Comment 32 by James Moberg posted on 7/23/2013 at 6:13 PM

FYI: This demo doesn't work anymore as the website can't be found. The demo at:
http://www.raymondcamden.co...
is broken too.

Comment 33 by Colin Mac posted on 6/18/2014 at 12:06 AM

So this is pretty great ... when it works. For producing a page that downloads a report via a CSV file, I'm collecting the href attribute of anchor tag nodes and putting the resulting URL in parentheses after the linked text, then stripping out all of the html. Only it's not working in my component.
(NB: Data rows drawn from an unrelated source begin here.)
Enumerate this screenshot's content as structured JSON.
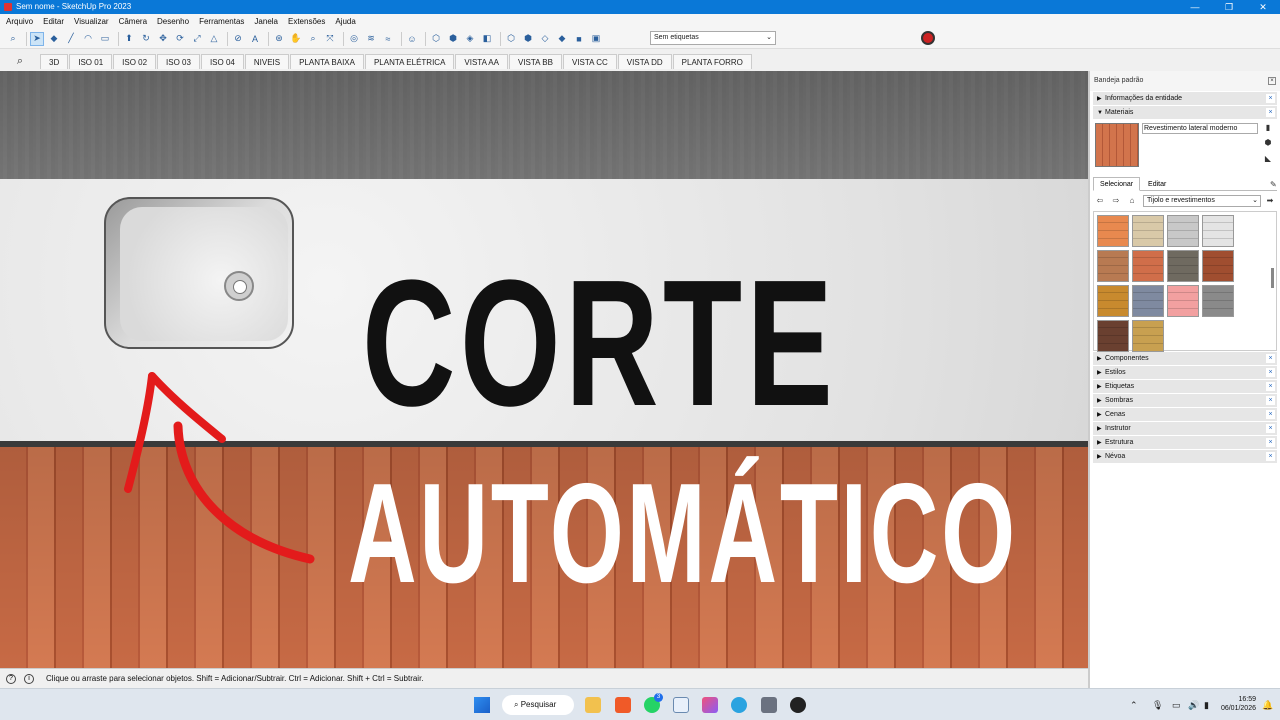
{
  "window": {
    "title": "Sem nome - SketchUp Pro 2023",
    "controls": [
      "—",
      "❐",
      "✕"
    ]
  },
  "menu": [
    "Arquivo",
    "Editar",
    "Visualizar",
    "Câmera",
    "Desenho",
    "Ferramentas",
    "Janela",
    "Extensões",
    "Ajuda"
  ],
  "toolbar": {
    "tag_select": "Sem etiquetas"
  },
  "scenes": [
    "3D",
    "ISO 01",
    "ISO 02",
    "ISO 03",
    "ISO 04",
    "NIVEIS",
    "PLANTA BAIXA",
    "PLANTA ELÉTRICA",
    "VISTA AA",
    "VISTA BB",
    "VISTA CC",
    "VISTA DD",
    "PLANTA FORRO"
  ],
  "overlay": {
    "line1": "CORTE",
    "line2": "AUTOMÁTICO"
  },
  "status": {
    "text": "Clique ou arraste para selecionar objetos. Shift = Adicionar/Subtrair. Ctrl = Adicionar. Shift + Ctrl = Subtrair."
  },
  "panel": {
    "title": "Bandeja padrão",
    "entity_info": "Informações da entidade",
    "materials": "Materiais",
    "material_name": "Revestimento lateral moderno",
    "tabs": [
      "Selecionar",
      "Editar"
    ],
    "library": "Tijolo e revestimentos",
    "collapsed_sections": [
      "Componentes",
      "Estilos",
      "Etiquetas",
      "Sombras",
      "Cenas",
      "Instrutor",
      "Estrutura",
      "Névoa"
    ],
    "swatch_colors": [
      "#e8894f",
      "#d9c9a8",
      "#c8c8c8",
      "#e4e4e4",
      "#b87a52",
      "#d06e4a",
      "#6f6a60",
      "#a04e30",
      "#c88a2e",
      "#7f8aa0",
      "#f2a0a0",
      "#8a8a8a",
      "#6a4030",
      "#c8a050"
    ]
  },
  "taskbar": {
    "search": "Pesquisar",
    "time": "16:59",
    "date": "06/01/2026",
    "badge": "3"
  }
}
MyElement.attr("href") works fine in a vanilla cfm, but for some reason in a cfc within my framework it spits out the empty string. MyElement.text() works for getting the link text, but attr("href") produces nothing. writeDump( myElement ) also shows a fully formed Element object.

I can't find anything but the most basic examples of using jsoup with ColdFusion, but I suspect something in here is breaking when it gets more complex.

Comment 34 by Raymond Camden posted on 6/18/2014 at 12:08 AM

So to be clear, you can take a block of code and run it in a CFM and it works ok. You take the *exact* same code in a CFC and it breaks? Or did you change something?

Comment 35 by Colin Mac posted on 6/18/2014 at 7:43 PM

Just to be sure, I created a cfc to put the jsoup code into, and called it from the cfm. It worked. The code below is from the cfc that doesn't work. Toward the end I experiment with cleaning the doc of all html, but I suspect I probably could have just used doc.text(), assuming my shenanigans with the href were kosher. Kosher shenanigans. Actually, just ran it and found that the doc variable retains enclosing html and body tags, even after a cleaning. Or maybe as part of the toString() method. So it would have to be text().

//attempting to take the href and put in parens beside the link text, then remove the a tag.
local.doc = local.jsoup.parse( arguments.html, local.baseUrl );
local.elements = local.doc.select("a");
for (local.el in local.elements) {
writeDump( "href:" & local.el.attr("href") & " text:" & local.el.text() );
local.el.appendText( local.el.text() & ' (' & local.el.attr("href") & ') ');
}
local.cleaner = createObject( "java", "org.jsoup.safety.Cleaner" );
local.cl = local.cleaner.init( local.whitelist.none() );
local.doc = local.cl.clean( local.doc );
return local.doc.toString();

Result: For input
arguments.html = <a href="http://yahoo.com">yahoo</a>
writeDump just prints "href: text: yahoo".